In recent years, display apparatus such as flat panel displays (FPDs: liquid crystal display apparatus, organic EL display apparatus, and the like) and a solar cell have been made more and more flexible from the viewpoints of, for example, easy conveyance, storing easiness, and design property, and the weight reduction and thinning of the transparent substrate to be used in the display apparatus and the solar cell, and in addition, an improvement in bending property thereof have been requested. Glass substrates have been conventionally used in many cases as transparent substrates for use in the display apparatus and the solar cells. The glass substrate is excellent in transparency, solvent resistance, gas barrier property, heat resistance, and dimensional stability. However, when one attempts to achieve the weight reduction and thinning of a glass material, which forms such glass substrate, the following problem arises. That is, though the glass substrate shows some degree of bending property, the brittleness of glass against a crack or the like is conspicuously exhibited, and hence the glass substrate becomes difficult to handle.

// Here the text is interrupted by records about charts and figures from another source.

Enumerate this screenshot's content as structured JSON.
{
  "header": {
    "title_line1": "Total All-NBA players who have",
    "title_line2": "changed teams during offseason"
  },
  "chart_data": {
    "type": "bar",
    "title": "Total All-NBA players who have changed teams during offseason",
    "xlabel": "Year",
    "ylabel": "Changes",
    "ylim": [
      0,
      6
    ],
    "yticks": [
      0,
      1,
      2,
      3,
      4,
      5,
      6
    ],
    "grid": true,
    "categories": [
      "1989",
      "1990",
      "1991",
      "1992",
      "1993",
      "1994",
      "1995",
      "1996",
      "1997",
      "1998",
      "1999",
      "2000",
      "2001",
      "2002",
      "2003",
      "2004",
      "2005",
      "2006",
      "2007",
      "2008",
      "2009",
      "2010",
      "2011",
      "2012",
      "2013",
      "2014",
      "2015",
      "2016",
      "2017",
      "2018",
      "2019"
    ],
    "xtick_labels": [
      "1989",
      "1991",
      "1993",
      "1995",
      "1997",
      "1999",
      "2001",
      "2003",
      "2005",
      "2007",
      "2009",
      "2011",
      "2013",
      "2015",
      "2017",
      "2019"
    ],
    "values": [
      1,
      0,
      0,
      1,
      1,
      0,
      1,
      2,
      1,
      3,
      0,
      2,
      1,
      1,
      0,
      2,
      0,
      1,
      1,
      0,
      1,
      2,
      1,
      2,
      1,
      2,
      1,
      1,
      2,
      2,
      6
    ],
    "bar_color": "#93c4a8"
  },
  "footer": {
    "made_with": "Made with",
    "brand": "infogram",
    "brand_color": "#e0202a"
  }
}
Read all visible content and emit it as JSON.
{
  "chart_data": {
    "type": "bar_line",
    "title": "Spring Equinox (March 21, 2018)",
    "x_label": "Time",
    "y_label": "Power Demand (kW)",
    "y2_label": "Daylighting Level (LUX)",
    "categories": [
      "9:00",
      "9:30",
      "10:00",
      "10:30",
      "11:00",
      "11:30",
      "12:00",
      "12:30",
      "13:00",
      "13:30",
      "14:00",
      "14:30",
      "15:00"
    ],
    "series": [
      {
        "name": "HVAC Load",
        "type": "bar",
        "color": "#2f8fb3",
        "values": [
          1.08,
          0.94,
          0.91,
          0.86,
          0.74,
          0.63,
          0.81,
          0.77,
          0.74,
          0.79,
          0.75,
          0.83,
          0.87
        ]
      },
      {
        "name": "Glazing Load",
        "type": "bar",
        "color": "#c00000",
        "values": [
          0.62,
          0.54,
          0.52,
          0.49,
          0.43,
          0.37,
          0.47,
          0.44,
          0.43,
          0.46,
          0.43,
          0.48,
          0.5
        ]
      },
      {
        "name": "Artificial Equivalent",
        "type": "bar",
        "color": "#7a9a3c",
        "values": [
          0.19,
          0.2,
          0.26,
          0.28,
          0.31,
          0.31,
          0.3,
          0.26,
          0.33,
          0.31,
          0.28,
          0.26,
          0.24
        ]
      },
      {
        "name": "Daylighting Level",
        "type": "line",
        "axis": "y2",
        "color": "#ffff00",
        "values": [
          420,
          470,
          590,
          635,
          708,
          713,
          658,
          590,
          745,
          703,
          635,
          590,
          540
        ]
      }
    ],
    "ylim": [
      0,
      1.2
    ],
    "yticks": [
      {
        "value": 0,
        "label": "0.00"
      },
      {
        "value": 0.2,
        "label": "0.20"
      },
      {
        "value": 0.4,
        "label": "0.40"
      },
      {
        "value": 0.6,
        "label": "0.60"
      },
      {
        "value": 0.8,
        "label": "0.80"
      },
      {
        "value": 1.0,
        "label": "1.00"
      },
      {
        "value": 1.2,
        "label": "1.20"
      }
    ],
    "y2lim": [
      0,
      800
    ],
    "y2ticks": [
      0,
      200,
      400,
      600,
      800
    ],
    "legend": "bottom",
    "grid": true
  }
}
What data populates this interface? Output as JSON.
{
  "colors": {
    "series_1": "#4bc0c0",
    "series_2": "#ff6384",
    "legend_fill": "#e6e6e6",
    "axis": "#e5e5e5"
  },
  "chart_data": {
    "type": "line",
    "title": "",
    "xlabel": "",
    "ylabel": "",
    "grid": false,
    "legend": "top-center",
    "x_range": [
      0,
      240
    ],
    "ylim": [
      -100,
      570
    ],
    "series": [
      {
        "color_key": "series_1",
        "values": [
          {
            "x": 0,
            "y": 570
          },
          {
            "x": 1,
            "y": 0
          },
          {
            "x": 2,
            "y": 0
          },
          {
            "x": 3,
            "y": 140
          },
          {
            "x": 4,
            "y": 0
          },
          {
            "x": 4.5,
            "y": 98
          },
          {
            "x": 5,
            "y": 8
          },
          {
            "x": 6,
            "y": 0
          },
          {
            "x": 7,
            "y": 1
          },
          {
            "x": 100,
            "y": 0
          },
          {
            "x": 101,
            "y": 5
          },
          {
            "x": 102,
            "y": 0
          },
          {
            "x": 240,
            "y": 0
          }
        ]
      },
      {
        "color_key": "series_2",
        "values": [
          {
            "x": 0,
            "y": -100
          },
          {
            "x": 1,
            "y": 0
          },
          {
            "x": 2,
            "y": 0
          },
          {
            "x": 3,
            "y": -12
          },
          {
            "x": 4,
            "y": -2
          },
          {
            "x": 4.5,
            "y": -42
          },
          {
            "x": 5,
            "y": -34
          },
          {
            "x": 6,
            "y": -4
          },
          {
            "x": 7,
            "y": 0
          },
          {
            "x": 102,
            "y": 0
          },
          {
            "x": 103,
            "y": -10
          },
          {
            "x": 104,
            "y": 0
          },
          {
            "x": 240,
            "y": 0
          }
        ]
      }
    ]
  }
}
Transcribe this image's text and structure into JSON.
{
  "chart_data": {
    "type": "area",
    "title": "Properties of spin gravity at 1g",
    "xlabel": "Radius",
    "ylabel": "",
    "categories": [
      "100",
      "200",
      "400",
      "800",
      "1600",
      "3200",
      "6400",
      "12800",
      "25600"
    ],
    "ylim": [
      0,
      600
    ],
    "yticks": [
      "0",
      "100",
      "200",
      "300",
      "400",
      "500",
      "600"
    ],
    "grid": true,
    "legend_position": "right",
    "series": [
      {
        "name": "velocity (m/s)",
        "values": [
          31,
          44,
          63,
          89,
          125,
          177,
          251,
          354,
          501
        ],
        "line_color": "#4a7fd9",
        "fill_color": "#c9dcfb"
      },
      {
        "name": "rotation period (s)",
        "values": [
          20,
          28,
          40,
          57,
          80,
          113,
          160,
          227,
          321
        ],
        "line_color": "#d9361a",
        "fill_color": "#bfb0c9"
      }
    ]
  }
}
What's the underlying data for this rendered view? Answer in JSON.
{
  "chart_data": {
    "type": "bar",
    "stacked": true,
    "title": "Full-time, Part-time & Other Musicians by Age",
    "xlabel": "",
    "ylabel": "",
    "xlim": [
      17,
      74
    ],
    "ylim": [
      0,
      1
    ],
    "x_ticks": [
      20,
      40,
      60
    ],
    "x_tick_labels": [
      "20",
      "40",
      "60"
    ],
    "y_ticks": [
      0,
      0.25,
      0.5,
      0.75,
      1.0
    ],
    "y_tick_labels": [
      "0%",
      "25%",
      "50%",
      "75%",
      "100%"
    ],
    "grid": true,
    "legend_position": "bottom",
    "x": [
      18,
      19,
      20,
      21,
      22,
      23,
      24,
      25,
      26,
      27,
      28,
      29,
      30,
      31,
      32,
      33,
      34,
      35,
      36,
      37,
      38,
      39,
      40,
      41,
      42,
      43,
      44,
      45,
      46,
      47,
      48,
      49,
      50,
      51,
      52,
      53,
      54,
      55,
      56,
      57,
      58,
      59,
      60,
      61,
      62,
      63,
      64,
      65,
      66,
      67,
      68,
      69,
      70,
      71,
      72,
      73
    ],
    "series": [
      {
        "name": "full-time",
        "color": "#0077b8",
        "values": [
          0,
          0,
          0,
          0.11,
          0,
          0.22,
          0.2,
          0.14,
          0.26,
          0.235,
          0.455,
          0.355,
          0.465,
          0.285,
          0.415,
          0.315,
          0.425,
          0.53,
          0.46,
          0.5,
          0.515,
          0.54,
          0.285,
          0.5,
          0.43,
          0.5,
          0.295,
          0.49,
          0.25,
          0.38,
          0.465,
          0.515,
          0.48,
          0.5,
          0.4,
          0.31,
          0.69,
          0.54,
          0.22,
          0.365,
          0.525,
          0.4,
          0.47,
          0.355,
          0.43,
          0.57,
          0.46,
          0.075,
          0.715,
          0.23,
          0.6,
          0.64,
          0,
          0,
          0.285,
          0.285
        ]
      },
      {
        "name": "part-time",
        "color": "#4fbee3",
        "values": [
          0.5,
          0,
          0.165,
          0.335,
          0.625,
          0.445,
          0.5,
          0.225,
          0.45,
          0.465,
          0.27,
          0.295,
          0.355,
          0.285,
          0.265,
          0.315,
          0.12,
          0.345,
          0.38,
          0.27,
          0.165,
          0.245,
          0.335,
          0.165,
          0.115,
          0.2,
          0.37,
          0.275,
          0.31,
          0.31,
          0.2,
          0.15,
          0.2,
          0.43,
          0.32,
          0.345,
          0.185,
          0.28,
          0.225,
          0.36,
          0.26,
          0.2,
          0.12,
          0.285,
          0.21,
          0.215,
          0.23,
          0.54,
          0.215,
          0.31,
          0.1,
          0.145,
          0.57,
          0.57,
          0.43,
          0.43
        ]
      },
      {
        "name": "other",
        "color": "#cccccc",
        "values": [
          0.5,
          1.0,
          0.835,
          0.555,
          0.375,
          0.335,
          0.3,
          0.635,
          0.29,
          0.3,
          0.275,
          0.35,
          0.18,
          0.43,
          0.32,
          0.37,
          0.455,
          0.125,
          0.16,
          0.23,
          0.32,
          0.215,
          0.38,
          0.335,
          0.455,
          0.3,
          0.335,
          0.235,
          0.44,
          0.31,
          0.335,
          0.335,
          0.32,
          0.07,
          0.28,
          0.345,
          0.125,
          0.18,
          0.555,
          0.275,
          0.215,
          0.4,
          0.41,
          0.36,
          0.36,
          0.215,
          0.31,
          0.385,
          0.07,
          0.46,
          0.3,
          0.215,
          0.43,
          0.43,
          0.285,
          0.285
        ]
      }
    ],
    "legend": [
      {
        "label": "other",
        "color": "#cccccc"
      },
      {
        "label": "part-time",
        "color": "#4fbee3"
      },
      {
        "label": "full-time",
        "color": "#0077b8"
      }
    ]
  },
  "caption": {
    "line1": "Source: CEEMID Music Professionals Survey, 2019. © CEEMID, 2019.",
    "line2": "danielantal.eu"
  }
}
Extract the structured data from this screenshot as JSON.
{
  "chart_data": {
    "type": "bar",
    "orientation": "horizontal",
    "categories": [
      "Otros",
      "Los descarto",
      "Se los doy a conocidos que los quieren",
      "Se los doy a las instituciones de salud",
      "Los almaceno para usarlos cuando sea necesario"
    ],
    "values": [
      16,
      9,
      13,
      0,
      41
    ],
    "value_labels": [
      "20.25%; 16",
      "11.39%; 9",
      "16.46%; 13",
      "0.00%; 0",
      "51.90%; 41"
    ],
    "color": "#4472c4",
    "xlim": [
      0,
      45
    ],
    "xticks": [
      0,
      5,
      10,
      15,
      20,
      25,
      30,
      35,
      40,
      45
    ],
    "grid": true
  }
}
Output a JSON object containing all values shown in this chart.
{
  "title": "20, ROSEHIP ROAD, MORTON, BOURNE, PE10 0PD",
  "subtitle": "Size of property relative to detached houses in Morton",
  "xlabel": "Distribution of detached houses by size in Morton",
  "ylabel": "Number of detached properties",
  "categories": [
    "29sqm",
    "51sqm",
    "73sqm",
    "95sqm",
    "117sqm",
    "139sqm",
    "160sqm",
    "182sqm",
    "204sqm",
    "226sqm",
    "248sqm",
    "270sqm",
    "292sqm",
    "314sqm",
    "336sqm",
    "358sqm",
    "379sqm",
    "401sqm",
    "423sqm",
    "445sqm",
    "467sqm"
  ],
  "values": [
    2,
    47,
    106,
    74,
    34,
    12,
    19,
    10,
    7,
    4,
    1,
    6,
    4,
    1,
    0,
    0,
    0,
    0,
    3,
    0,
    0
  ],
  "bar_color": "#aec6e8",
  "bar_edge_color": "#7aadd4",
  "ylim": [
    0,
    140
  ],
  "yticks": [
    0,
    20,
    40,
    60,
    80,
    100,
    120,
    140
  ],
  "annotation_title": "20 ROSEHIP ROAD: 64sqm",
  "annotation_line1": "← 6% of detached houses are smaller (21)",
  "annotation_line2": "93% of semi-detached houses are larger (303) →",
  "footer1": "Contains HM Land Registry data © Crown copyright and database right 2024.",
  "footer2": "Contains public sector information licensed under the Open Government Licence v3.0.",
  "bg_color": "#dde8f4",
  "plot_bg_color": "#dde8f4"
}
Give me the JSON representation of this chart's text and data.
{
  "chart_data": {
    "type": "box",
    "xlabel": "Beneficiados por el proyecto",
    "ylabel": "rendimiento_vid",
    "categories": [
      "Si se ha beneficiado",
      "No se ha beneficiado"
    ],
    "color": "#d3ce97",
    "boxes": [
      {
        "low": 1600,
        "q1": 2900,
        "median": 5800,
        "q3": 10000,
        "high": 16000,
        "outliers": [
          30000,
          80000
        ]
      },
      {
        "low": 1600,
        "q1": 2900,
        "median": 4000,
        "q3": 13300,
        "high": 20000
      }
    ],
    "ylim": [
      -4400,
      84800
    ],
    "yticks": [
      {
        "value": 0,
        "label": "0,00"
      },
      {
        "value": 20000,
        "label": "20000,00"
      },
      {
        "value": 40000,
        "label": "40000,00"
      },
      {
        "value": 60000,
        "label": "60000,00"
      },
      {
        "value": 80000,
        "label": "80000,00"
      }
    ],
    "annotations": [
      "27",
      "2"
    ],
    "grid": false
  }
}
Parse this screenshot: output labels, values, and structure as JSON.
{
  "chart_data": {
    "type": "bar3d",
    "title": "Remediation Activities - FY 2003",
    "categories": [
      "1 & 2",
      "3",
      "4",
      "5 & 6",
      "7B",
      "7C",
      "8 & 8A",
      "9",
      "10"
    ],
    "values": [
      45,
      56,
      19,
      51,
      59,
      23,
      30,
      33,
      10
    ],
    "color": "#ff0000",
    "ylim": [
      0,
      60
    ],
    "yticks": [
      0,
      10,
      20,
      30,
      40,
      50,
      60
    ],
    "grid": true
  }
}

In view of the foregoing, an attempt has been made to use a resin film excellent in stiffness, and having a lighter weight and more excellent bending property than those of glass in a substrate for a display device. However, a resin for constructing the resin film has a higher coefficient of thermal expansion than that of an inorganic material such as the glass, and hence the substrate for a display device obtained by using the resin film involves the following problems. The distortion of the substrate occurs, or a crack occurs in an electrode at the time of the formation of a circuit to cause an increase in resistance value or disconnection. In addition, when a resin having an aromatic ring and/or a heterocycle introduced into its main chain for improving its heat resistance is used, the resin film undergoes coloring and hence a display device having sufficient display performance cannot be obtained. In order that such problems concerning the thermal expansion and the coloring may be resolved, the following has been investigated. A substrate for a display device is obtained by using a resin such as a polycarbonate, a polyarylate, or a polyether sulfone. However, such resin cannot provide a substrate for a display device having sufficient dimensional stability because its coefficient of linear expansion is about ten times as high as that of the glass. Further, the resin film does not have sufficient gas barrier property. Accordingly, when the resin film is used in a substrate for a display device, a gas barrier layer needs to be formed on its surface. As a result, a problem such as an increase in the number of production steps, a reduction in yield, or an increase in cost arises.
To solve those problems, such a substrate that a resin layer is formed on a glass surface has been disclosed (see, for example, Patent Documents 1 and 2). However, it has still been unable to obtain a transparent substrate showing sufficient bending property even with such technology because the technology is insufficient in terms of the optimization of a resin material for reinforcing the glass.